VGAM (version 1.0-4)

# lino: Generalized Beta Distribution Family Function

## Description

Maximum likelihood estimation of the 3-parameter generalized beta distribution as proposed by Libby and Novick (1982).

## Usage

lino(lshape1 = "loge", lshape2 = "loge", llambda = "loge",
ishape1 = NULL,   ishape2 = NULL,   ilambda = 1, zero = NULL)

## Arguments

lshape1, lshape2

Parameter link functions applied to the two (positive) shape parameters $$a$$ and $$b$$. See Links for more choices.

llambda

Parameter link function applied to the parameter $$\lambda$$. See Links for more choices.

ishape1, ishape2, ilambda

Initial values for the parameters. A NULL value means one is computed internally. The argument ilambda must be numeric, and the default corresponds to a standard beta distribution.

zero

Can be an integer-valued vector specifying which linear/additive predictors are modelled as intercepts only. Here, the values must be from the set {1,2,3} which correspond to $$a$$, $$b$$, $$\lambda$$, respectively. See CommonVGAMffArguments for more information.

## Value

An object of class "vglmff" (see vglmff-class).
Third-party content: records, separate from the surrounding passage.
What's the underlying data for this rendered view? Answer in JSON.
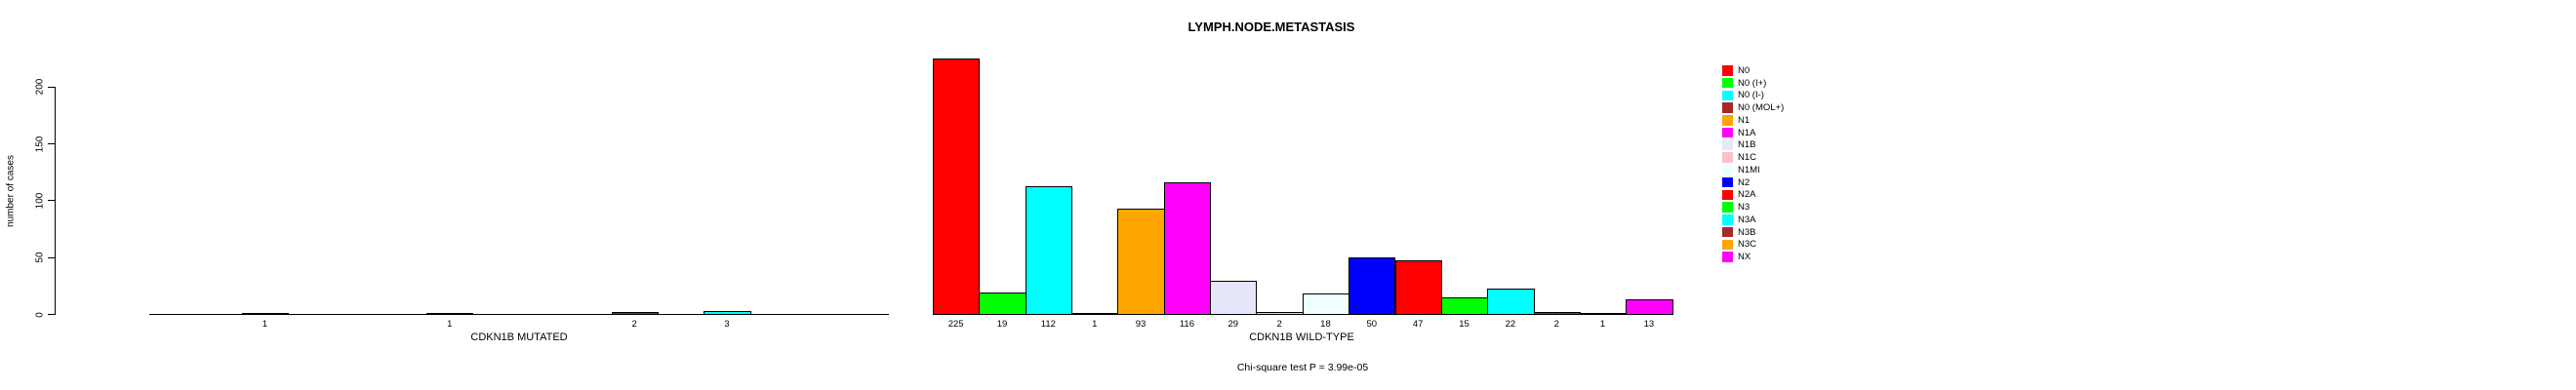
{
  "title": "LYMPH.NODE.METASTASIS",
  "chart_data": {
    "type": "bar",
    "title": "LYMPH.NODE.METASTASIS",
    "xlabel": "",
    "ylabel": "number of cases",
    "ylim": [
      0,
      234
    ],
    "yticks": [
      0,
      50,
      100,
      150,
      200
    ],
    "grid": false,
    "legend_position": "right",
    "categories": [
      "N0",
      "N0 (I+)",
      "N0 (I-)",
      "N0 (MOL+)",
      "N1",
      "N1A",
      "N1B",
      "N1C",
      "N1MI",
      "N2",
      "N2A",
      "N3",
      "N3A",
      "N3B",
      "N3C",
      "NX"
    ],
    "colors": [
      "#FF0000",
      "#00FF00",
      "#00FFFF",
      "#A52A2A",
      "#FFA500",
      "#FF00FF",
      "#E6E6FA",
      "#FFC0CB",
      "#F0FFFF",
      "#0000FF",
      "#FF0000",
      "#00FF00",
      "#00FFFF",
      "#A52A2A",
      "#FFA500",
      "#FF00FF"
    ],
    "series": [
      {
        "name": "CDKN1B MUTATED",
        "values": [
          0,
          0,
          1,
          0,
          0,
          0,
          1,
          0,
          0,
          0,
          2,
          0,
          3,
          0,
          0,
          0
        ]
      },
      {
        "name": "CDKN1B WILD-TYPE",
        "values": [
          225,
          19,
          112,
          1,
          93,
          116,
          29,
          2,
          18,
          50,
          47,
          15,
          22,
          2,
          1,
          13
        ]
      }
    ],
    "bar_value_labels_shown": true,
    "annotation": "Chi-square test P = 3.99e-05"
  }
}
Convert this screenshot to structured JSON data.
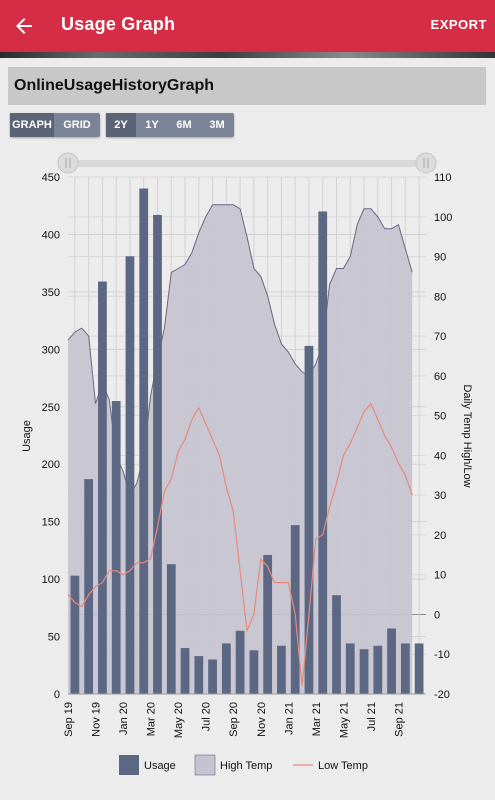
{
  "appbar": {
    "title": "Usage Graph",
    "export_label": "EXPORT"
  },
  "header": {
    "title": "OnlineUsageHistoryGraph"
  },
  "view_toggle": {
    "graph_label": "GRAPH",
    "grid_label": "GRID",
    "selected": "GRAPH"
  },
  "range_toggle": {
    "options": [
      "2Y",
      "1Y",
      "6M",
      "3M"
    ],
    "selected": "2Y"
  },
  "colors": {
    "appbar": "#d42d45",
    "usage_bar": "#5c6784",
    "high_temp_fill": "#c5c3cf",
    "high_temp_line": "#6a6684",
    "low_temp_line": "#e8897a"
  },
  "chart_data": {
    "type": "bar",
    "ylabel": "Usage",
    "y2label": "Daily Temp High/Low",
    "ylim": [
      0,
      450
    ],
    "y2lim": [
      -20,
      110
    ],
    "yticks": [
      "0",
      "50",
      "100",
      "150",
      "200",
      "250",
      "300",
      "350",
      "400",
      "450"
    ],
    "y2ticks": [
      "-20",
      "-10",
      "0",
      "10",
      "20",
      "30",
      "40",
      "50",
      "60",
      "70",
      "80",
      "90",
      "100",
      "110"
    ],
    "xtick_labels": [
      "Sep 19",
      "Nov 19",
      "Jan 20",
      "Mar 20",
      "May 20",
      "Jul 20",
      "Sep 20",
      "Nov 20",
      "Jan 21",
      "Mar 21",
      "May 21",
      "Jul 21",
      "Sep 21"
    ],
    "legend": [
      "Usage",
      "High Temp",
      "Low Temp"
    ],
    "legend_position": "bottom",
    "grid": true,
    "series": [
      {
        "name": "Usage",
        "values": [
          103,
          187,
          359,
          255,
          381,
          440,
          417,
          113,
          40,
          33,
          30,
          44,
          55,
          38,
          121,
          42,
          147,
          303,
          420,
          86,
          44,
          39,
          42,
          57,
          44,
          44
        ]
      },
      {
        "name": "High Temp",
        "x": [
          0,
          0.5,
          1,
          1.5,
          2,
          2.5,
          3,
          3.5,
          4,
          4.5,
          5,
          5.5,
          6,
          6.5,
          7,
          7.5,
          8,
          8.5,
          9,
          9.5,
          10,
          10.5,
          11,
          11.5,
          12,
          12.5,
          13,
          13.5,
          14,
          14.5,
          15,
          15.5,
          16,
          16.5,
          17,
          17.5,
          18,
          18.5,
          19,
          19.5,
          20,
          20.5,
          21,
          21.5,
          22,
          22.5,
          23,
          23.5,
          24,
          24.5,
          25
        ],
        "values": [
          69,
          71,
          72,
          70,
          53,
          58,
          54,
          40,
          36,
          30,
          33,
          40,
          55,
          64,
          72,
          86,
          87,
          88,
          91,
          96,
          100,
          103,
          103,
          103,
          103,
          102,
          95,
          87,
          85,
          80,
          73,
          68,
          66,
          63,
          61,
          60,
          63,
          68,
          83,
          87,
          87,
          90,
          98,
          102,
          102,
          100,
          97,
          97,
          98,
          92,
          86
        ]
      },
      {
        "name": "Low Temp",
        "x": [
          0,
          0.5,
          1,
          1.5,
          2,
          2.5,
          3,
          3.5,
          4,
          4.5,
          5,
          5.5,
          6,
          6.5,
          7,
          7.5,
          8,
          8.5,
          9,
          9.5,
          10,
          10.5,
          11,
          11.5,
          12,
          12.5,
          13,
          13.5,
          14,
          14.5,
          15,
          15.5,
          16,
          16.5,
          17,
          17.5,
          18,
          18.5,
          19,
          19.5,
          20,
          20.5,
          21,
          21.5,
          22,
          22.5,
          23,
          23.5,
          24,
          24.5,
          25
        ],
        "values": [
          5,
          3,
          2,
          5,
          7,
          8,
          11,
          11,
          10,
          11,
          13,
          13,
          14,
          22,
          31,
          34,
          41,
          44,
          49,
          52,
          48,
          44,
          40,
          32,
          26,
          11,
          -4,
          0,
          14,
          12,
          8,
          8,
          8,
          0,
          -18,
          0,
          19,
          20,
          27,
          33,
          40,
          43,
          47,
          51,
          53,
          49,
          45,
          42,
          38,
          35,
          30
        ]
      }
    ]
  }
}
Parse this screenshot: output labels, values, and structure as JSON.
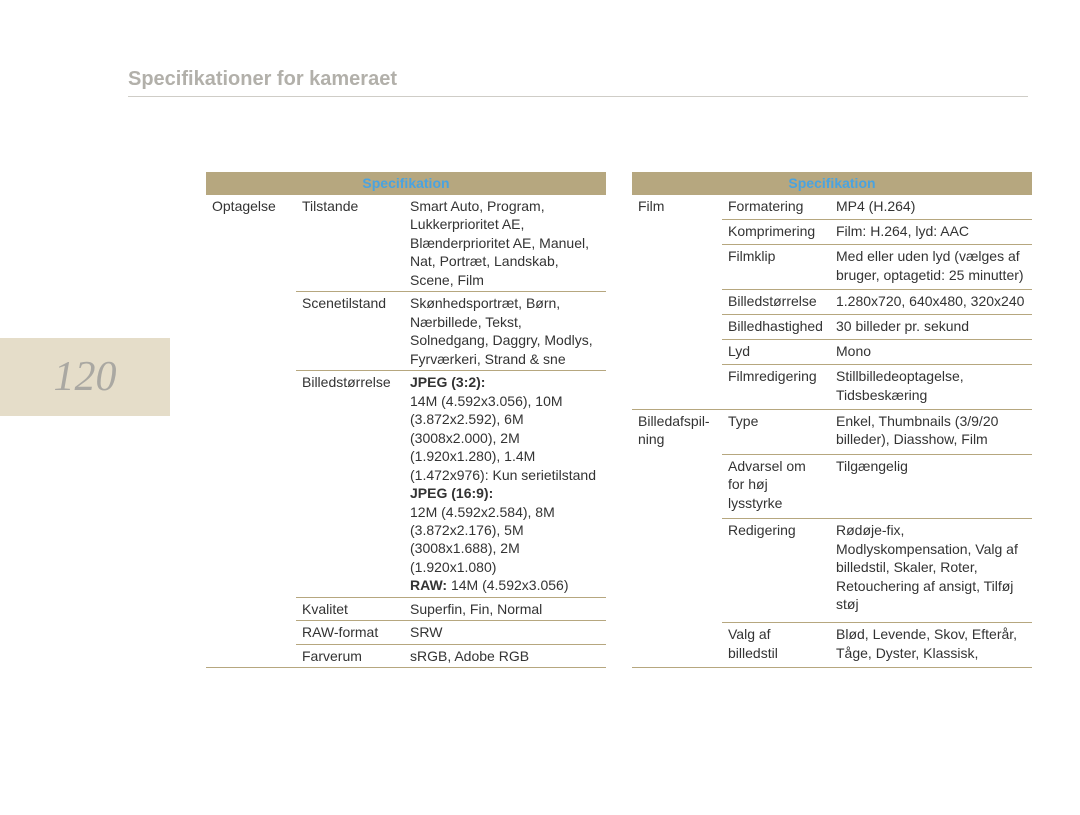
{
  "page_number": "120",
  "page_title": "Specifikationer for kameraet",
  "header_label": "Specifikation",
  "left_table": {
    "rows": [
      {
        "cat": "Optagelse",
        "sub": "Tilstande",
        "val_plain": "Smart Auto, Program, Lukkerprioritet AE, Blænderprioritet AE, Manuel, Nat, Portræt, Landskab, Scene, Film"
      },
      {
        "cat": "",
        "sub": "Scenetilstand",
        "val_plain": "Skønhedsportræt, Børn, Nærbillede, Tekst, Solnedgang, Daggry, Modlys, Fyrværkeri, Strand & sne"
      },
      {
        "cat": "",
        "sub": "Billedstørrelse",
        "jpeg32_label": "JPEG (3:2):",
        "jpeg32_body": "14M (4.592x3.056), 10M (3.872x2.592), 6M (3008x2.000), 2M (1.920x1.280), 1.4M (1.472x976): Kun serietilstand",
        "jpeg169_label": "JPEG (16:9):",
        "jpeg169_body": "12M (4.592x2.584), 8M (3.872x2.176), 5M (3008x1.688), 2M (1.920x1.080)",
        "raw_label": "RAW:",
        "raw_body": " 14M (4.592x3.056)"
      },
      {
        "cat": "",
        "sub": "Kvalitet",
        "val_plain": "Superfin, Fin, Normal"
      },
      {
        "cat": "",
        "sub": "RAW-format",
        "val_plain": "SRW"
      },
      {
        "cat": "",
        "sub": "Farverum",
        "val_plain": "sRGB, Adobe RGB"
      }
    ]
  },
  "right_table": {
    "rows": [
      {
        "cat": "Film",
        "sub": "Formatering",
        "val": "MP4 (H.264)"
      },
      {
        "cat": "",
        "sub": "Komprimering",
        "val": "Film: H.264, lyd: AAC"
      },
      {
        "cat": "",
        "sub": "Filmklip",
        "val": "Med eller uden lyd (vælges af bruger, optagetid: 25 minutter)"
      },
      {
        "cat": "",
        "sub": "Billedstørrelse",
        "val": "1.280x720, 640x480, 320x240"
      },
      {
        "cat": "",
        "sub": "Billedhastighed",
        "val": "30 billeder pr. sekund"
      },
      {
        "cat": "",
        "sub": "Lyd",
        "val": "Mono"
      },
      {
        "cat": "",
        "sub": "Filmredigering",
        "val": "Stillbilledeoptagelse, Tidsbeskæring"
      },
      {
        "cat": "Billedafspil-ning",
        "sub": "Type",
        "val": "Enkel, Thumbnails (3/9/20 billeder), Diasshow, Film"
      },
      {
        "cat": "",
        "sub": "Advarsel om for høj lysstyrke",
        "val": "Tilgængelig"
      },
      {
        "cat": "",
        "sub": "Redigering",
        "val": "Rødøje-fix, Modlyskompensation, Valg af billedstil, Skaler, Roter, Retouchering af ansigt, Tilføj støj"
      },
      {
        "cat": "",
        "sub": "Valg af billedstil",
        "val": "Blød, Levende, Skov, Efterår, Tåge, Dyster, Klassisk,"
      }
    ]
  }
}
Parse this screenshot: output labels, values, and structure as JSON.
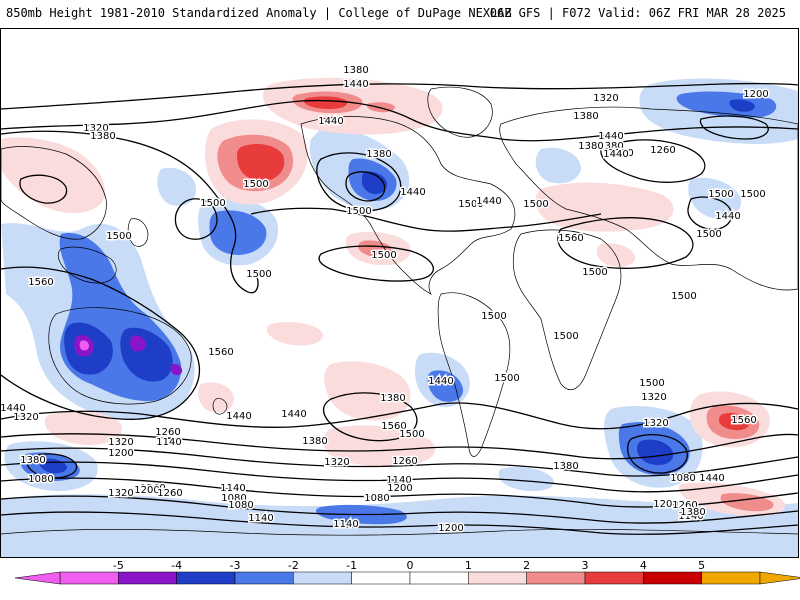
{
  "header": {
    "title_left": "850mb Height 1981-2010 Standardized Anomaly | College of DuPage NEXLAB",
    "title_right": "06Z GFS | F072 Valid: 06Z FRI MAR 28 2025"
  },
  "colors": {
    "neg5": "#f05ef0",
    "neg4": "#8a14c8",
    "neg3": "#1e3ec8",
    "neg2": "#4a78e8",
    "neg1": "#c8dcf8",
    "pos1": "#fadcdc",
    "pos2": "#f08c8c",
    "pos3": "#e83c3c",
    "pos4": "#c80000",
    "pos5": "#f0a800"
  },
  "colorbar": {
    "ticks": [
      "-5",
      "-4",
      "-3",
      "-2",
      "-1",
      "0",
      "1",
      "2",
      "3",
      "4",
      "5"
    ]
  },
  "contour_labels": [
    "1380",
    "1440",
    "1320",
    "1200",
    "1320",
    "1380",
    "1440",
    "1380",
    "1440",
    "1380",
    "1320",
    "1380",
    "1440",
    "1260",
    "1500",
    "1500",
    "1500",
    "1440",
    "1500",
    "1380",
    "1440",
    "1500",
    "1500",
    "1560",
    "1500",
    "1440",
    "1500",
    "1500",
    "1560",
    "1500",
    "1500",
    "1500",
    "1500",
    "1500",
    "1560",
    "1500",
    "1500",
    "1440",
    "1380",
    "1560",
    "1440",
    "1440",
    "1500",
    "1500",
    "1380",
    "1560",
    "1440",
    "1320",
    "1320",
    "1260",
    "1140",
    "1200",
    "1380",
    "1260",
    "1320",
    "1380",
    "1140",
    "1200",
    "1080",
    "1080",
    "1260",
    "1200",
    "1320",
    "1080",
    "1320",
    "1260",
    "1140",
    "1080",
    "1140",
    "1200",
    "1140",
    "1080",
    "1200",
    "1140",
    "1260",
    "1320",
    "1380",
    "1440"
  ]
}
The object is used by modelling functions such as vglm, and vgam.

## Details

Proposed by Libby and Novick (1982), this distribution has density $$f(y;a,b,\lambda) = \frac{\lambda^{a} y^{a-1} (1-y)^{b-1}}{ B(a,b) \{1 - (1-\lambda) y\}^{a+b}}$$ for $$a > 0$$, $$b > 0$$, $$\lambda > 0$$, $$0 < y < 1$$. Here $$B$$ is the beta function (see beta). The mean is a complicated function involving the Gauss hypergeometric function. If $$X$$ has a lino distribution with parameters shape1, shape2, lambda, then $$Y=\lambda X/(1-(1-\lambda)X)$$ has a standard beta distribution with parameters shape1, shape2.

Since $$\log(\lambda)=0$$ corresponds to the standard beta distribution, a summary of the fitted model performs a t-test for whether the data belongs to a standard beta distribution (provided the loge link for $$\lambda$$ is used; this is the default).

## References

Libby, D. L. and Novick, M. R. (1982) Multivariate generalized beta distributions with applications to utility assessment. Journal of Educational Statistics, 7, 271--294.

Gupta, A. K. and Nadarajah, S. (2004) Handbook of Beta Distribution and Its Applications, NY: Marcel Dekker, Inc.

Lino, genbetaII.

## Examples

Run this code
# NOT RUN {
ldata <- data.frame(y1 = rbeta(n = 1000, exp(0.5), exp(1)))  # ~ standard beta
fit <- vglm(y1 ~ 1, lino, data = ldata, trace = TRUE)
coef(fit, matrix = TRUE)
Coef(fit)